Oregon DOT Plays its Trump Card to Remove Portland Bike Lanes

A bike advocate tells the story of the how the state department of transportation convinced local officials to remove a popular bike lane in Portland.

2 minute read

January 12, 2016, 9:00 AM PST

By James Brasuell @CasualBrasuell

SE 26th Ave Portland

SE 26th Ave, Portland / Google Streetview

"Two of southeast Portland’s most-ridden bike lanes are slated to be removed at the insistence of the state of Oregon," reports Michael Andersen.

According to Andersen, the "[bike lanes on each side of Southeast 26th Avenue near Powell draw something like 600 to 800 people per day (even in winter) and run in front of Cleveland High School. They will be paved over sometime in the coming months and not replaced." The decision comes from the Oregon Department of Transportation (ODOT), which announced the project last week.
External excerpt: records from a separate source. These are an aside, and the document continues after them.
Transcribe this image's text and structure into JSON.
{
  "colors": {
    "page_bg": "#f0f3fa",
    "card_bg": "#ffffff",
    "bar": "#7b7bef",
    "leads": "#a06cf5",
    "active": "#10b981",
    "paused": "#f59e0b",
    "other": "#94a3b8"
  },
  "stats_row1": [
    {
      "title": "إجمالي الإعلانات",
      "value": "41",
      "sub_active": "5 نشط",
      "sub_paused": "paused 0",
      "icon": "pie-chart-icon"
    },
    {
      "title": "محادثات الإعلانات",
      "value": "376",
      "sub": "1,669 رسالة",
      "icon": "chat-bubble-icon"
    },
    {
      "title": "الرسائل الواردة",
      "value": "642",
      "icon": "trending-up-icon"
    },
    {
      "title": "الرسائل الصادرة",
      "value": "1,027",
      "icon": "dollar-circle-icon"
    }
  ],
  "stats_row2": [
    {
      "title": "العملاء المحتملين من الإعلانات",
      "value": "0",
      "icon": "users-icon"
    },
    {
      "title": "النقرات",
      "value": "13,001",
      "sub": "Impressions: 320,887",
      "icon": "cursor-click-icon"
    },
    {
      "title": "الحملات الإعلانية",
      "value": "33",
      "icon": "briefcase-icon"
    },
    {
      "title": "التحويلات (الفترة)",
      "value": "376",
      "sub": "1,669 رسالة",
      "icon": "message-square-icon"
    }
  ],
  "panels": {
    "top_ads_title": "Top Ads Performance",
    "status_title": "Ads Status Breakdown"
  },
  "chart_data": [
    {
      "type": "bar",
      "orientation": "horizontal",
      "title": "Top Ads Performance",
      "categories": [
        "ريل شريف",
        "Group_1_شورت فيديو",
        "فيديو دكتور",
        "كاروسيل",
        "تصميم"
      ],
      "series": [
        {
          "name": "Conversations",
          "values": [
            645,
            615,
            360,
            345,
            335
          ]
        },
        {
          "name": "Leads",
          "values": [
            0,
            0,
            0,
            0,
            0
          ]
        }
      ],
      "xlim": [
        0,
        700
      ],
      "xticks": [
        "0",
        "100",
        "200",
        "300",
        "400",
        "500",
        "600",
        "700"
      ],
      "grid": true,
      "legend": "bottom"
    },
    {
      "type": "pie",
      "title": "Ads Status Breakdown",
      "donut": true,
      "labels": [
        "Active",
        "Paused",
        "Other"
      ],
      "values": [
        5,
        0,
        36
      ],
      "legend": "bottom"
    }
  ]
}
The city of Portland, however, had to accept the decision of the state to remove the lane, despite disagreement over the potential safety impacts. The ODOT believes that removing the bike lane will improve safety at the intersection of SE Powell at SE 26th by reducing the number of bicycles on the street. Many bike riders, according to an ODOT spokesperson, will switch to 28th Avenue instead "when a new traffic signal and neighborhood greenway are installed there in the coming months."

Andersen clearly opposes the removals, providing several examples of evidence and policy maxims that contradict the claims made by the ODOT. By providing a lot more information on this specific example and the other projects and events that led to the decision to pave over the lanes, Andersen also provides an unfortunate case study of a city and a state failing to resolve differences in their approaches to streets.